Before starting, the allocator takes the global heap_lock. This ensures that any previous changes to the state of the system’s unclaimed memory and the domain’s total outstanding claims are complete and visible, and no concurrent changes to those values can happen.

3.6.2.1. Protection of host-wide claims

The first check [1] the allocator performs is a check protecting host-wide claims which are part of the total pool of the claims on the entire host.

1. Get the total amount of unclaimed memory available in the system. It is the sum of the free pages on all NUMA nodes (total_avail_pages) minus the total amount of claimed memory across all domains (outstanding_claims). This includes all host-wide claims and all node-specific claims.

2. Check whether the request can be satisfied by the unclaimed memory itself.

   If so, the allocation calls get_free_buddy() to perform the node-specific checks and find free pages on the appropriate node(s) to satisfy the request.

   This is the common case, especially for smaller allocations and when the host is not under heavy memory pressure and not fully-claimed.

If the request cannot proceed based on the unclaimed memory, it is under heavy memory pressure as the unclaimed memory is very low, which is where the protection of claims becomes critical.

In these situations, the allocator needs to ensure that the domain has enough claims to redeem the claimed memory to satisfy this request, otherwise the request has to fail:

1. If the request is not for a domain or the request is disabling reference counting, the request fails.

2. If the total claims of the domain (domain.outstanding_claims) cover the amount of claims needed to satisfy the request, the allocation can proceed further. Else, the request fails.

3.6.2.2. Protection of node-specific claims

This check protects claimed memory on the specific node from being allocated without sufficient claims.

After passing the host-wide claims protection check, the allocator calls get_free_buddy() to pick nodes for allocation and check the node’s suitability [2] for this request:

1. Get the number of unclaimed memory available on that node using the free pages on that NUMA node (node_avail_pages[node]) minus the total amount of claimed memory across all domains for that node (node_outstanding_claims[node]).

2. If the request can be satisfied by the sum of the unclaimed memory on that node and the claims of the domain for that node, the allocation can proceed on that node, else this node cannot satisfy this request.

3. If the allocation is an exact-node request, or the allocator has no further nodes to consider, the allocation fails.

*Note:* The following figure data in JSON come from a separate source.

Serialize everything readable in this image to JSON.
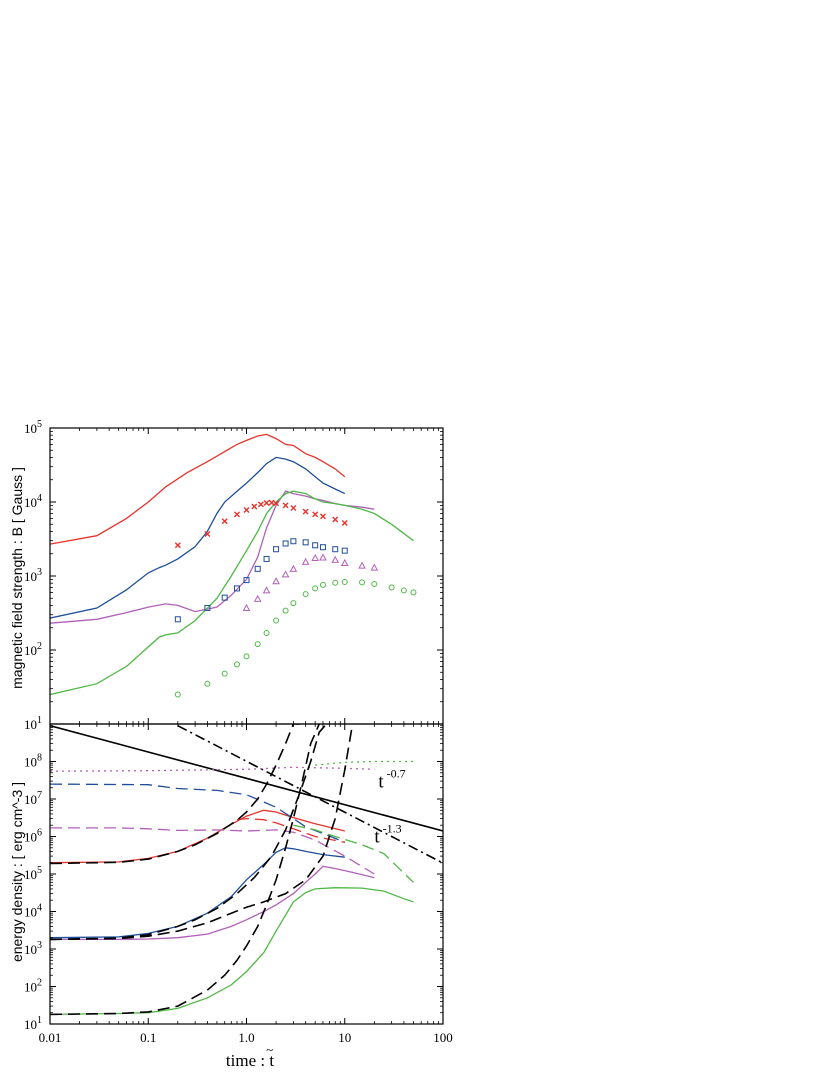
{
  "chart_data": [
    {
      "type": "line",
      "ylabel": "magnetic field strength : B [ Gauss ]",
      "xscale": "log",
      "yscale": "log",
      "xlim": [
        0.01,
        100
      ],
      "ylim": [
        10,
        100000
      ],
      "ytick_labels": [
        "10^1",
        "10^2",
        "10^3",
        "10^4",
        "10^5"
      ],
      "colors": {
        "red": "#e8322b",
        "blue": "#1f4e9a",
        "purple": "#b160b8",
        "green": "#4fb845"
      },
      "series": [
        {
          "color": "red",
          "style": "solid",
          "x": [
            0.01,
            0.03,
            0.06,
            0.1,
            0.15,
            0.25,
            0.4,
            0.6,
            0.8,
            1.0,
            1.3,
            1.6,
            2.0,
            2.5,
            3.0,
            4.0,
            5.0,
            6.0,
            8.0,
            10.0
          ],
          "y": [
            2700,
            3500,
            6000,
            10000,
            16000,
            25000,
            35000,
            48000,
            60000,
            68000,
            78000,
            82000,
            72000,
            60000,
            58000,
            45000,
            40000,
            35000,
            28000,
            22000
          ]
        },
        {
          "color": "blue",
          "style": "solid",
          "x": [
            0.01,
            0.03,
            0.06,
            0.1,
            0.13,
            0.15,
            0.2,
            0.3,
            0.4,
            0.5,
            0.6,
            0.8,
            1.0,
            1.3,
            1.6,
            2.0,
            2.5,
            3.0,
            4.0,
            5.0,
            6.0,
            8.0,
            10.0
          ],
          "y": [
            270,
            370,
            650,
            1100,
            1300,
            1400,
            1700,
            2500,
            4000,
            7000,
            10000,
            14000,
            18000,
            25000,
            33000,
            40000,
            38000,
            35000,
            28000,
            22000,
            18000,
            15000,
            13000
          ]
        },
        {
          "color": "purple",
          "style": "solid",
          "x": [
            0.01,
            0.03,
            0.06,
            0.1,
            0.15,
            0.2,
            0.3,
            0.5,
            0.7,
            1.0,
            1.3,
            1.6,
            2.0,
            2.5,
            3.0,
            4.0,
            5.0,
            6.0,
            8.0,
            10.0,
            15.0,
            20.0
          ],
          "y": [
            230,
            260,
            320,
            380,
            420,
            400,
            330,
            380,
            550,
            900,
            1800,
            4500,
            9000,
            14000,
            13000,
            12000,
            11000,
            10500,
            9500,
            9000,
            8500,
            8000
          ]
        },
        {
          "color": "green",
          "style": "solid",
          "x": [
            0.01,
            0.03,
            0.06,
            0.1,
            0.13,
            0.15,
            0.2,
            0.3,
            0.5,
            0.7,
            1.0,
            1.3,
            1.6,
            2.0,
            2.5,
            3.0,
            4.0,
            5.0,
            6.0,
            8.0,
            10.0,
            15.0,
            20.0,
            30.0,
            50.0
          ],
          "y": [
            25,
            35,
            60,
            110,
            150,
            160,
            170,
            250,
            500,
            1000,
            2200,
            4000,
            7000,
            10000,
            13000,
            14000,
            13000,
            11000,
            10000,
            9500,
            9000,
            8000,
            7000,
            5000,
            3000
          ]
        },
        {
          "color": "red",
          "style": "marker-x",
          "x": [
            0.2,
            0.4,
            0.6,
            0.8,
            1.0,
            1.2,
            1.4,
            1.6,
            1.8,
            2.0,
            2.5,
            3.0,
            4.0,
            5.0,
            6.0,
            8.0,
            10.0
          ],
          "y": [
            2600,
            3700,
            5500,
            6800,
            7800,
            8700,
            9300,
            9700,
            9800,
            9600,
            9000,
            8300,
            7400,
            6800,
            6400,
            5800,
            5200
          ]
        },
        {
          "color": "blue",
          "style": "marker-square",
          "x": [
            0.2,
            0.4,
            0.6,
            0.8,
            1.0,
            1.3,
            1.6,
            2.0,
            2.5,
            3.0,
            4.0,
            5.0,
            6.0,
            8.0,
            10.0
          ],
          "y": [
            260,
            370,
            510,
            680,
            880,
            1250,
            1700,
            2300,
            2750,
            2950,
            2850,
            2600,
            2450,
            2300,
            2200
          ]
        },
        {
          "color": "purple",
          "style": "marker-triangle",
          "x": [
            1.0,
            1.3,
            1.6,
            2.0,
            2.5,
            3.0,
            4.0,
            5.0,
            6.0,
            8.0,
            10.0,
            15.0,
            20.0
          ],
          "y": [
            370,
            490,
            640,
            850,
            1050,
            1250,
            1550,
            1750,
            1780,
            1650,
            1500,
            1380,
            1300
          ]
        },
        {
          "color": "green",
          "style": "marker-circle",
          "x": [
            0.2,
            0.4,
            0.6,
            0.8,
            1.0,
            1.3,
            1.6,
            2.0,
            2.5,
            3.0,
            4.0,
            5.0,
            6.0,
            8.0,
            10.0,
            15.0,
            20.0,
            30.0,
            40.0,
            50.0
          ],
          "y": [
            25,
            35,
            48,
            64,
            82,
            120,
            170,
            250,
            340,
            430,
            570,
            680,
            760,
            810,
            830,
            820,
            780,
            700,
            640,
            600
          ]
        }
      ]
    },
    {
      "type": "line",
      "ylabel": "energy density : [ erg cm^-3 ]",
      "xlabel": "time : t~",
      "xscale": "log",
      "yscale": "log",
      "xlim": [
        0.01,
        100
      ],
      "ylim": [
        10,
        1000000000
      ],
      "xtick_labels": [
        "0.01",
        "0.1",
        "1.0",
        "10",
        "100"
      ],
      "ytick_labels": [
        "10^1",
        "10^2",
        "10^3",
        "10^4",
        "10^5",
        "10^6",
        "10^7",
        "10^8",
        "10^9"
      ],
      "annotations": [
        {
          "text": "t",
          "exponent": "-0.7",
          "x": 22,
          "y": 20000000
        },
        {
          "text": "t",
          "exponent": "-1.3",
          "x": 20,
          "y": 700000
        }
      ],
      "series": [
        {
          "color": "black",
          "style": "solid",
          "x": [
            0.01,
            100
          ],
          "y": [
            900000000,
            1400000
          ]
        },
        {
          "color": "black",
          "style": "dashdot",
          "x": [
            0.2,
            100
          ],
          "y": [
            900000000,
            195000
          ]
        },
        {
          "color": "red",
          "style": "solid",
          "x": [
            0.01,
            0.05,
            0.1,
            0.2,
            0.4,
            0.6,
            1.0,
            1.5,
            2.0,
            3.0,
            5.0,
            10.0
          ],
          "y": [
            200000,
            210000,
            260000,
            400000,
            900000,
            1700000,
            3500000,
            5000000,
            4500000,
            3200000,
            2200000,
            1400000
          ]
        },
        {
          "color": "blue",
          "style": "solid",
          "x": [
            0.01,
            0.05,
            0.1,
            0.2,
            0.4,
            0.7,
            1.0,
            1.5,
            2.0,
            2.5,
            3.0,
            4.0,
            6.0,
            10.0
          ],
          "y": [
            2000,
            2100,
            2600,
            4000,
            9000,
            25000,
            70000,
            180000,
            380000,
            500000,
            470000,
            400000,
            330000,
            280000
          ]
        },
        {
          "color": "purple",
          "style": "solid",
          "x": [
            0.01,
            0.05,
            0.1,
            0.2,
            0.4,
            0.7,
            1.0,
            1.5,
            2.0,
            3.0,
            4.0,
            5.0,
            6.0,
            8.0,
            12.0,
            20.0
          ],
          "y": [
            1800,
            1800,
            1850,
            2000,
            2500,
            4000,
            6000,
            10000,
            15000,
            30000,
            60000,
            100000,
            160000,
            140000,
            110000,
            80000
          ]
        },
        {
          "color": "green",
          "style": "solid",
          "x": [
            0.01,
            0.05,
            0.1,
            0.2,
            0.4,
            0.7,
            1.0,
            1.5,
            2.0,
            3.0,
            4.0,
            5.0,
            8.0,
            15.0,
            25.0,
            40.0,
            50.0
          ],
          "y": [
            18,
            19,
            20,
            26,
            50,
            110,
            250,
            800,
            3000,
            18000,
            32000,
            40000,
            43000,
            42000,
            35000,
            22000,
            18000
          ]
        },
        {
          "color": "red",
          "style": "dashed",
          "x": [
            0.8,
            1.0,
            1.5,
            2.0,
            3.0,
            5.0,
            10.0
          ],
          "y": [
            2800000,
            3000000,
            2800000,
            2300000,
            1600000,
            1000000,
            700000
          ]
        },
        {
          "color": "blue",
          "style": "dashed",
          "x": [
            0.01,
            0.1,
            0.2,
            0.5,
            1.0,
            2.0,
            3.0,
            4.0,
            6.0,
            10.0
          ],
          "y": [
            25000000,
            24000000,
            19000000,
            17000000,
            13000000,
            6000000,
            3000000,
            1800000,
            1200000,
            700000
          ]
        },
        {
          "color": "purple",
          "style": "dashed",
          "x": [
            0.01,
            0.05,
            0.1,
            0.2,
            0.5,
            1.0,
            2.0,
            3.0,
            5.0,
            10.0,
            20.0
          ],
          "y": [
            1700000,
            1700000,
            1600000,
            1450000,
            1500000,
            1400000,
            1500000,
            1300000,
            800000,
            300000,
            100000
          ]
        },
        {
          "color": "green",
          "style": "dashed",
          "x": [
            3.0,
            5.0,
            8.0,
            15.0,
            25.0,
            50.0
          ],
          "y": [
            2000000,
            1500000,
            1000000,
            600000,
            350000,
            60000
          ]
        },
        {
          "color": "purple",
          "style": "dotted",
          "x": [
            0.01,
            0.1,
            1.0,
            3.0,
            10.0,
            20.0
          ],
          "y": [
            55000000,
            57000000,
            62000000,
            70000000,
            66000000,
            62000000
          ]
        },
        {
          "color": "green",
          "style": "dotted",
          "x": [
            5.0,
            10.0,
            20.0,
            50.0
          ],
          "y": [
            80000000,
            95000000,
            100000000,
            100000000
          ]
        },
        {
          "color": "black",
          "style": "dashed",
          "x": [
            0.01,
            0.05,
            0.1,
            0.2,
            0.3,
            0.5,
            0.8,
            1.0,
            1.3,
            1.6,
            2.0,
            2.5,
            3.0,
            3.5
          ],
          "y": [
            190000,
            205000,
            250000,
            400000,
            600000,
            1200000,
            2700000,
            4500000,
            10000000,
            25000000,
            80000000,
            300000000,
            1000000000,
            1000000000
          ]
        },
        {
          "color": "black",
          "style": "dashed",
          "x": [
            0.01,
            0.05,
            0.1,
            0.2,
            0.3,
            0.5,
            0.8,
            1.2,
            1.8,
            2.5,
            3.5,
            4.5,
            5.5,
            6.5
          ],
          "y": [
            1800,
            1950,
            2400,
            4000,
            6000,
            12000,
            30000,
            80000,
            300000,
            1500000,
            15000000,
            100000000,
            600000000,
            1000000000
          ]
        },
        {
          "color": "black",
          "style": "dashed",
          "x": [
            0.01,
            0.05,
            0.1,
            0.2,
            0.4,
            0.7,
            1.0,
            1.5,
            2.5,
            4.0,
            6.0,
            8.0,
            10.0,
            12.0
          ],
          "y": [
            1800,
            1900,
            2200,
            3000,
            5000,
            9000,
            13000,
            18000,
            30000,
            70000,
            300000,
            3000000,
            60000000,
            1000000000
          ]
        },
        {
          "color": "black",
          "style": "dashed",
          "x": [
            0.01,
            0.05,
            0.1,
            0.2,
            0.4,
            0.6,
            0.8,
            1.0,
            1.3,
            1.6,
            2.0,
            2.5,
            3.0,
            3.7,
            4.5,
            5.5
          ],
          "y": [
            18,
            19,
            21,
            30,
            80,
            200,
            500,
            1200,
            4000,
            15000,
            70000,
            500000,
            3000000,
            30000000,
            300000000,
            1000000000
          ]
        }
      ]
    }
  ]
}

4. Else, if the allocator has to consider further nodes for this request, the allocator continues to repeat the same process for the next node.

Footnotes

[1]

In principle, the host-wide check for the protection of host-wide claims could be skipped for node-exact requests that are reference-counted and covered by the claims of the domain for that node. The added code for This additional check would add complexity to the code, and as long as Xen must track global memory counters, those counters would still need to be accessed for all requests, so the added code could only delay the access to those global counters while adding more checks to all other requests. Therefore, that’s not considered beneficial for now.

However, if we want to replace the global heap_lock serving as a global synchronisation point for all memory allocations with finer-grained (per-node) locks in the future, then this check could be added to allow more concurrency for node-exact allocations (and all free_page() calls) while still protecting claims, but that would be a future project, requiring significant changes to the code.

[2]

If the request is reference-counted and the request is covered by the claims of the domain for that node, the request could proceed. But that would add complexity to the code, and as long as Xen must track per-node memory counters, those counters would still need to be updated for all allocations from this node, so the added code could only delay the access to those per-node counters while adding more checks to all other requests. Therefore, that’s not considered beneficial for now.